Another nice visual flourish is the way Till uses the illustrations from the comic book by means of segueing from one scene to another involving Rupaszov, but this doesn’t detract from the seriousness of the drama or make the violence any less impactful. Discrimination or abuse towards the handicapped is left to the thuggish criminals instead of thoughtless members of the public but is no less hard to watch.

Casting two non-professional, real life disabled people might seem a huge risk but it is one that pays off, not just politically but because they can act too. Activist and social media favourite Zoltán Fenyvesi is the intense one as Zolika, not letting his condition hamper his quality of life or his outlook, creating a unique chemistry with Ádám Fekete as Barba, a budding writer-director in the making who is dipping with charisma despite his handicap.

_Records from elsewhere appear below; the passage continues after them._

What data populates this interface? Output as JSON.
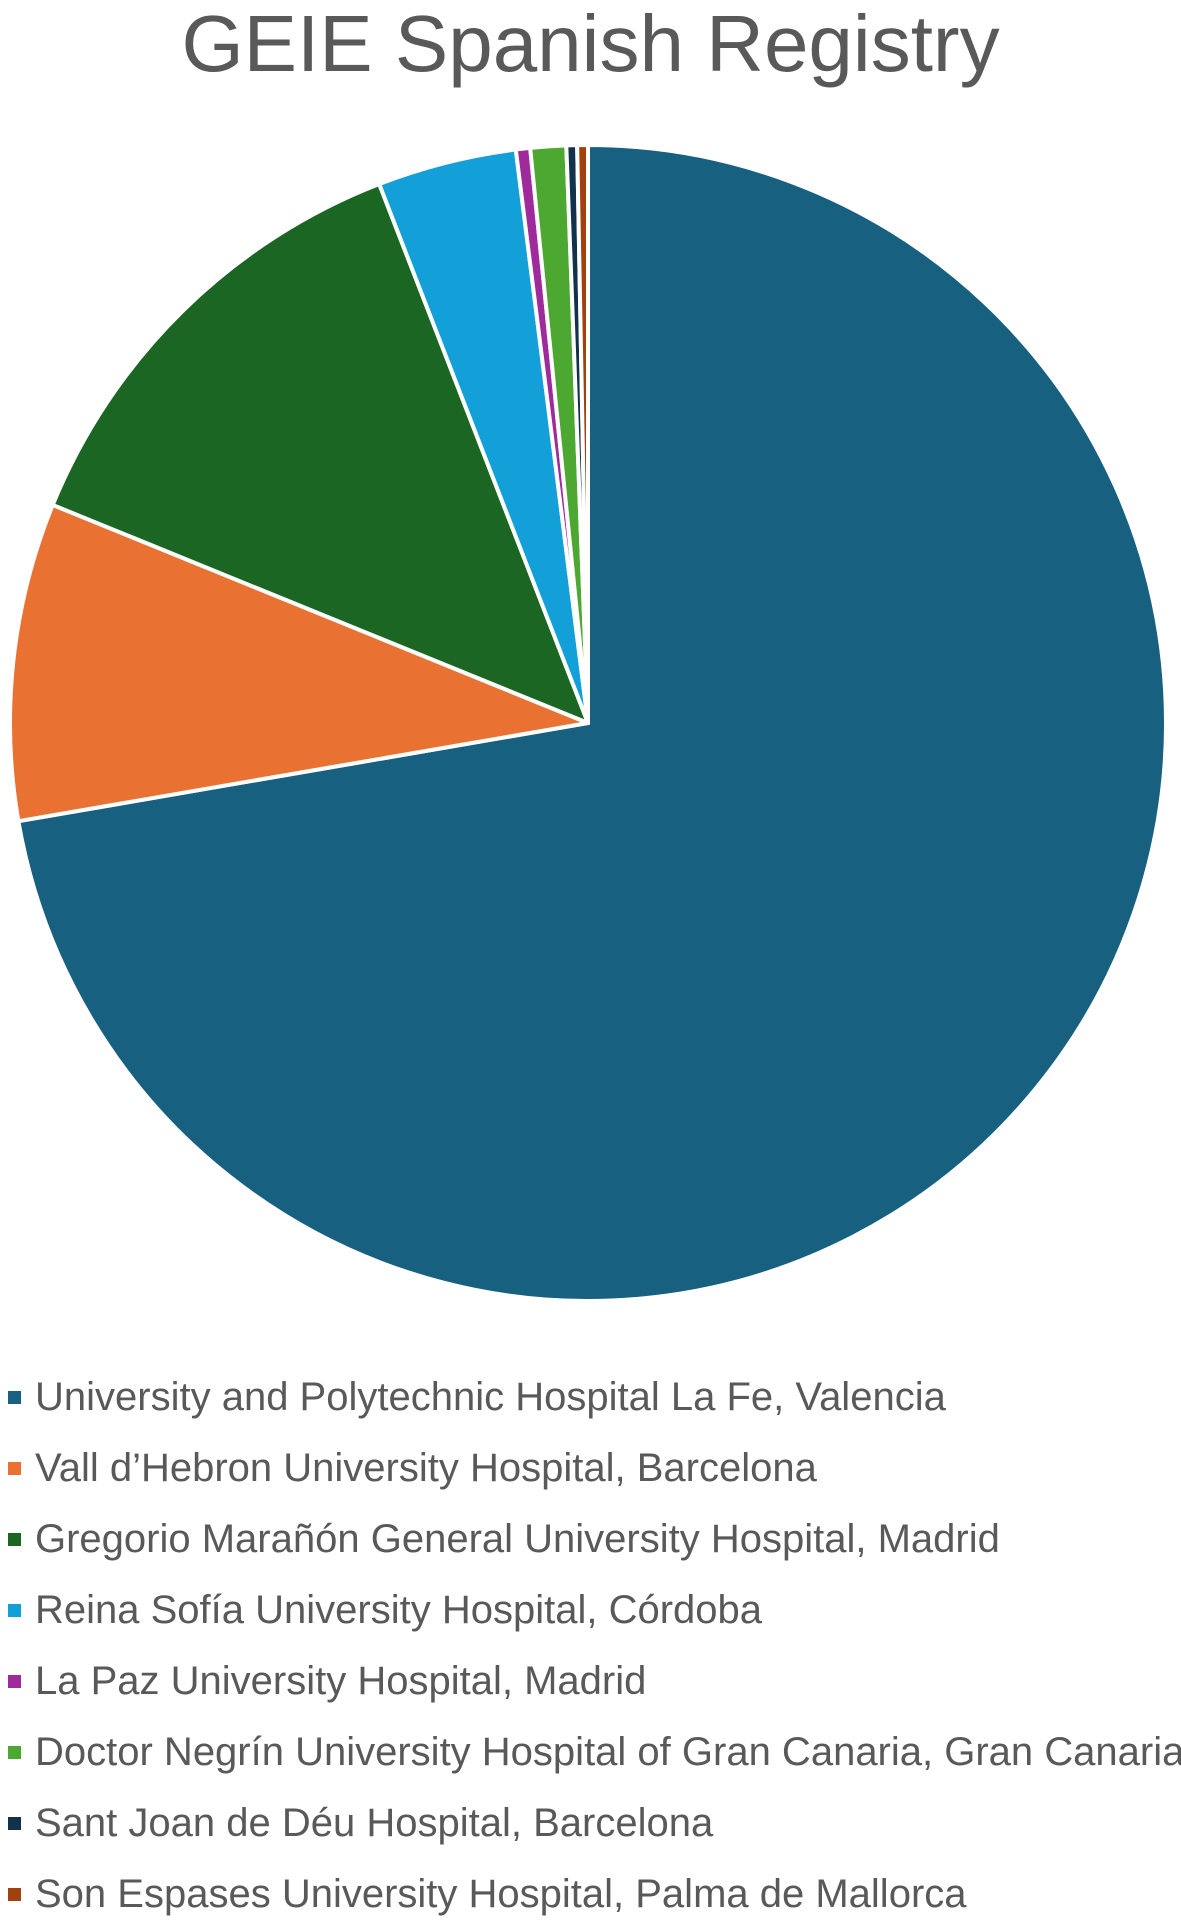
{
  "chart_data": {
    "type": "pie",
    "title": "GEIE Spanish Registry",
    "legend_position": "bottom",
    "slices": [
      {
        "label": "University and Polytechnic Hospital La Fe, Valencia",
        "value": 72.5,
        "color": "#17607F"
      },
      {
        "label": "Vall d’Hebron University Hospital, Barcelona",
        "value": 8.9,
        "color": "#E97233"
      },
      {
        "label": "Gregorio Marañón General University Hospital, Madrid",
        "value": 13.0,
        "color": "#1B6623"
      },
      {
        "label": "Reina Sofía University Hospital, Córdoba",
        "value": 3.9,
        "color": "#139FD8"
      },
      {
        "label": "La Paz University Hospital, Madrid",
        "value": 0.4,
        "color": "#9E2A9B"
      },
      {
        "label": "Doctor Negrín University Hospital of Gran Canaria, Gran Canaria",
        "value": 1.0,
        "color": "#4DA832"
      },
      {
        "label": "Sant Joan de Déu Hospital, Barcelona",
        "value": 0.3,
        "color": "#11324A"
      },
      {
        "label": "Son Espases University Hospital, Palma de Mallorca",
        "value": 0.3,
        "color": "#A3410E"
      }
    ]
  }
}
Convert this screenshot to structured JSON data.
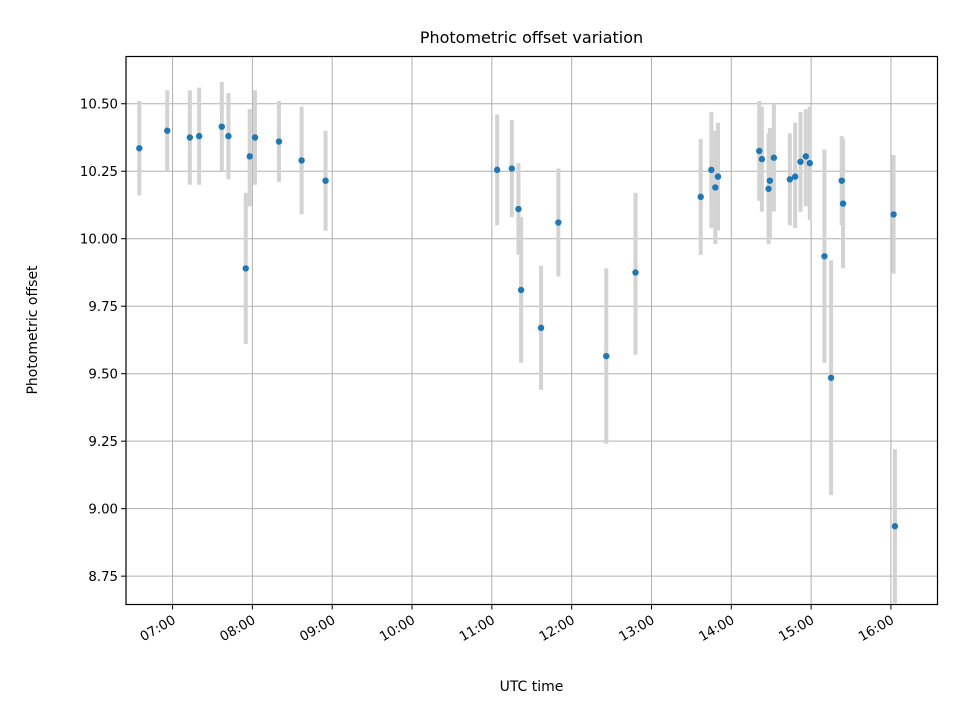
{
  "chart_data": {
    "type": "scatter",
    "title": "Photometric offset variation",
    "xlabel": "UTC time",
    "ylabel": "Photometric offset",
    "xlim": [
      "06:25",
      "16:35"
    ],
    "ylim": [
      8.645,
      10.675
    ],
    "x_ticks": [
      "07:00",
      "08:00",
      "09:00",
      "10:00",
      "11:00",
      "12:00",
      "13:00",
      "14:00",
      "15:00",
      "16:00"
    ],
    "y_ticks": [
      "8.75",
      "9.00",
      "9.25",
      "9.50",
      "9.75",
      "10.00",
      "10.25",
      "10.50"
    ],
    "grid": true,
    "legend": "none",
    "colors": {
      "point": "#1f77b4",
      "errorbar": "#d3d3d3",
      "grid": "#b0b0b0"
    },
    "series": [
      {
        "points": [
          {
            "t": "06:35",
            "y": 10.335,
            "lo": 10.16,
            "hi": 10.51
          },
          {
            "t": "06:56",
            "y": 10.4,
            "lo": 10.25,
            "hi": 10.55
          },
          {
            "t": "07:13",
            "y": 10.375,
            "lo": 10.2,
            "hi": 10.55
          },
          {
            "t": "07:20",
            "y": 10.38,
            "lo": 10.2,
            "hi": 10.56
          },
          {
            "t": "07:37",
            "y": 10.415,
            "lo": 10.25,
            "hi": 10.58
          },
          {
            "t": "07:42",
            "y": 10.38,
            "lo": 10.22,
            "hi": 10.54
          },
          {
            "t": "07:55",
            "y": 9.89,
            "lo": 9.61,
            "hi": 10.17
          },
          {
            "t": "07:58",
            "y": 10.305,
            "lo": 10.12,
            "hi": 10.48
          },
          {
            "t": "08:02",
            "y": 10.375,
            "lo": 10.2,
            "hi": 10.55
          },
          {
            "t": "08:20",
            "y": 10.36,
            "lo": 10.21,
            "hi": 10.51
          },
          {
            "t": "08:37",
            "y": 10.29,
            "lo": 10.09,
            "hi": 10.49
          },
          {
            "t": "08:55",
            "y": 10.215,
            "lo": 10.03,
            "hi": 10.4
          },
          {
            "t": "11:04",
            "y": 10.255,
            "lo": 10.05,
            "hi": 10.46
          },
          {
            "t": "11:15",
            "y": 10.26,
            "lo": 10.08,
            "hi": 10.44
          },
          {
            "t": "11:20",
            "y": 10.11,
            "lo": 9.94,
            "hi": 10.28
          },
          {
            "t": "11:22",
            "y": 9.81,
            "lo": 9.54,
            "hi": 10.08
          },
          {
            "t": "11:37",
            "y": 9.67,
            "lo": 9.44,
            "hi": 9.9
          },
          {
            "t": "11:50",
            "y": 10.06,
            "lo": 9.86,
            "hi": 10.26
          },
          {
            "t": "12:26",
            "y": 9.565,
            "lo": 9.24,
            "hi": 9.89
          },
          {
            "t": "12:48",
            "y": 9.875,
            "lo": 9.57,
            "hi": 10.17
          },
          {
            "t": "13:37",
            "y": 10.155,
            "lo": 9.94,
            "hi": 10.37
          },
          {
            "t": "13:45",
            "y": 10.255,
            "lo": 10.04,
            "hi": 10.47
          },
          {
            "t": "13:48",
            "y": 10.19,
            "lo": 9.98,
            "hi": 10.4
          },
          {
            "t": "13:50",
            "y": 10.23,
            "lo": 10.03,
            "hi": 10.43
          },
          {
            "t": "14:21",
            "y": 10.325,
            "lo": 10.14,
            "hi": 10.51
          },
          {
            "t": "14:23",
            "y": 10.295,
            "lo": 10.1,
            "hi": 10.49
          },
          {
            "t": "14:28",
            "y": 10.185,
            "lo": 9.98,
            "hi": 10.39
          },
          {
            "t": "14:29",
            "y": 10.215,
            "lo": 10.0,
            "hi": 10.41
          },
          {
            "t": "14:32",
            "y": 10.3,
            "lo": 10.1,
            "hi": 10.5
          },
          {
            "t": "14:44",
            "y": 10.22,
            "lo": 10.05,
            "hi": 10.39
          },
          {
            "t": "14:48",
            "y": 10.23,
            "lo": 10.04,
            "hi": 10.43
          },
          {
            "t": "14:52",
            "y": 10.285,
            "lo": 10.1,
            "hi": 10.47
          },
          {
            "t": "14:56",
            "y": 10.305,
            "lo": 10.12,
            "hi": 10.48
          },
          {
            "t": "14:59",
            "y": 10.28,
            "lo": 10.07,
            "hi": 10.49
          },
          {
            "t": "15:10",
            "y": 9.935,
            "lo": 9.54,
            "hi": 10.33
          },
          {
            "t": "15:15",
            "y": 9.485,
            "lo": 9.05,
            "hi": 9.92
          },
          {
            "t": "15:23",
            "y": 10.215,
            "lo": 10.05,
            "hi": 10.38
          },
          {
            "t": "15:24",
            "y": 10.13,
            "lo": 9.89,
            "hi": 10.37
          },
          {
            "t": "16:02",
            "y": 10.09,
            "lo": 9.87,
            "hi": 10.31
          },
          {
            "t": "16:03",
            "y": 8.935,
            "lo": 8.65,
            "hi": 9.22
          }
        ]
      }
    ]
  }
}
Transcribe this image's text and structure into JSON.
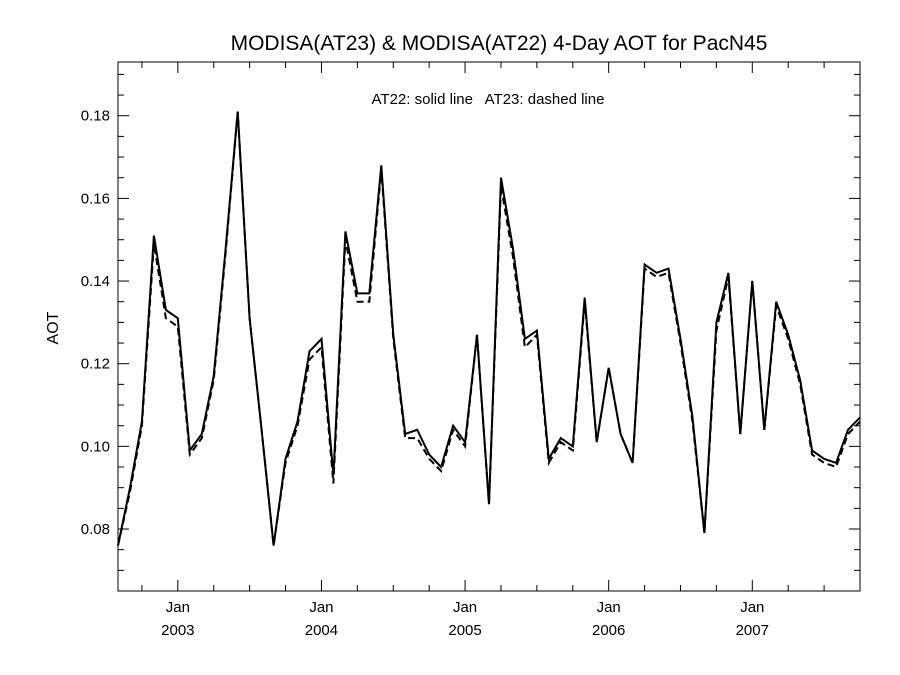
{
  "chart_data": {
    "type": "line",
    "title": "MODISA(AT23) & MODISA(AT22) 4-Day AOT for PacN45",
    "annotation": "AT22: solid line   AT23: dashed line",
    "xlabel": "",
    "ylabel": "AOT",
    "xlim": [
      "2002-08",
      "2007-10"
    ],
    "ylim": [
      0.065,
      0.193
    ],
    "y_ticks": [
      0.08,
      0.1,
      0.12,
      0.14,
      0.16,
      0.18
    ],
    "y_tick_labels": [
      "0.08",
      "0.10",
      "0.12",
      "0.14",
      "0.16",
      "0.18"
    ],
    "x_ticks": [
      {
        "month_label": "Jan",
        "year_label": "2003",
        "date": "2003-01"
      },
      {
        "month_label": "Jan",
        "year_label": "2004",
        "date": "2004-01"
      },
      {
        "month_label": "Jan",
        "year_label": "2005",
        "date": "2005-01"
      },
      {
        "month_label": "Jan",
        "year_label": "2006",
        "date": "2006-01"
      },
      {
        "month_label": "Jan",
        "year_label": "2007",
        "date": "2007-01"
      }
    ],
    "grid": false,
    "x": [
      "2002-08",
      "2002-09",
      "2002-10",
      "2002-11",
      "2002-12",
      "2003-01",
      "2003-02",
      "2003-03",
      "2003-04",
      "2003-05",
      "2003-06",
      "2003-07",
      "2003-08",
      "2003-09",
      "2003-10",
      "2003-11",
      "2003-12",
      "2004-01",
      "2004-02",
      "2004-03",
      "2004-04",
      "2004-05",
      "2004-06",
      "2004-07",
      "2004-08",
      "2004-09",
      "2004-10",
      "2004-11",
      "2004-12",
      "2005-01",
      "2005-02",
      "2005-03",
      "2005-04",
      "2005-05",
      "2005-06",
      "2005-07",
      "2005-08",
      "2005-09",
      "2005-10",
      "2005-11",
      "2005-12",
      "2006-01",
      "2006-02",
      "2006-03",
      "2006-04",
      "2006-05",
      "2006-06",
      "2006-07",
      "2006-08",
      "2006-09",
      "2006-10",
      "2006-11",
      "2006-12",
      "2007-01",
      "2007-02",
      "2007-03",
      "2007-04",
      "2007-05",
      "2007-06",
      "2007-07",
      "2007-08",
      "2007-09",
      "2007-10"
    ],
    "series": [
      {
        "name": "AT22",
        "style": "solid",
        "color": "#000000",
        "values": [
          0.076,
          0.09,
          0.106,
          0.151,
          0.133,
          0.131,
          0.099,
          0.103,
          0.117,
          0.148,
          0.181,
          0.131,
          0.104,
          0.076,
          0.097,
          0.106,
          0.123,
          0.126,
          0.093,
          0.152,
          0.137,
          0.137,
          0.168,
          0.127,
          0.103,
          0.104,
          0.098,
          0.095,
          0.105,
          0.101,
          0.127,
          0.086,
          0.165,
          0.148,
          0.126,
          0.128,
          0.097,
          0.102,
          0.1,
          0.136,
          0.101,
          0.119,
          0.103,
          0.096,
          0.144,
          0.142,
          0.143,
          0.126,
          0.107,
          0.079,
          0.13,
          0.142,
          0.103,
          0.14,
          0.104,
          0.135,
          0.127,
          0.116,
          0.099,
          0.097,
          0.096,
          0.104,
          0.107
        ]
      },
      {
        "name": "AT23",
        "style": "dashed",
        "color": "#000000",
        "values": [
          0.076,
          0.089,
          0.105,
          0.149,
          0.131,
          0.129,
          0.098,
          0.102,
          0.116,
          0.147,
          0.181,
          0.131,
          0.104,
          0.076,
          0.096,
          0.105,
          0.121,
          0.124,
          0.091,
          0.15,
          0.135,
          0.135,
          0.167,
          0.126,
          0.102,
          0.102,
          0.097,
          0.094,
          0.104,
          0.1,
          0.127,
          0.086,
          0.163,
          0.146,
          0.124,
          0.127,
          0.096,
          0.101,
          0.099,
          0.135,
          0.101,
          0.119,
          0.103,
          0.096,
          0.143,
          0.141,
          0.142,
          0.125,
          0.106,
          0.079,
          0.128,
          0.141,
          0.103,
          0.14,
          0.104,
          0.134,
          0.126,
          0.115,
          0.098,
          0.096,
          0.095,
          0.103,
          0.106
        ]
      }
    ]
  }
}
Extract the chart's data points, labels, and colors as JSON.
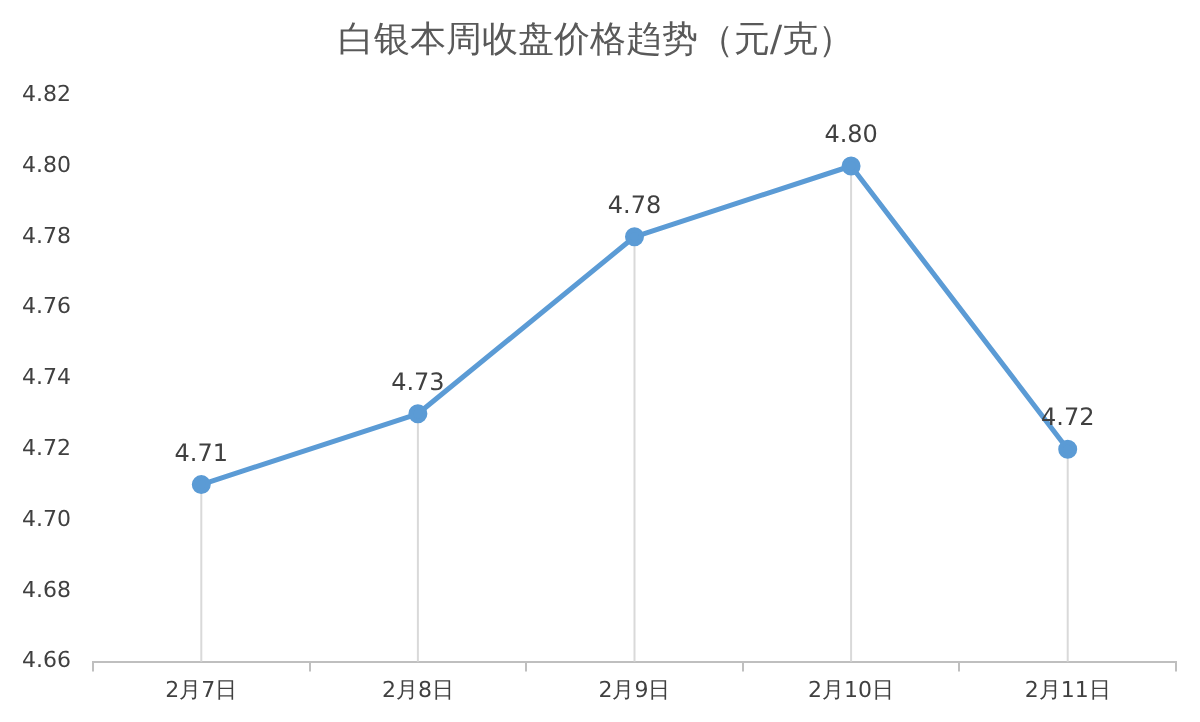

Established character actor Szabolcs Thuróczy is not disabled but he is very convincing in the role of Rupaszov, while carrying the heavy load of the acting as a gruff, hard bitten tough guy with a chip on his shoulder that hides a decent man trying putting his life back together. Apparently Till had Thuróczy workshop with his co-stars on acting and they make for a fun trio to watch.

The message is refreshing clear – don’t wallow in self-pity about your disability or expect others to feel sorry for you and enjoy your life to the max as much as you can. Till also reminds us not to underestimate handicapped people either at our risk, perhaps through an extreme example but at least it gets our attention and makes us think.

By avoiding the usual sentimental clichés and sympathy hunting plot beats associated with films of this nature, Kills On Wheels presents a provocative but, more importantly, uplifting and human representation of the difficult subject of disabilities. The title might be misleading but the lesson is absolutely on target.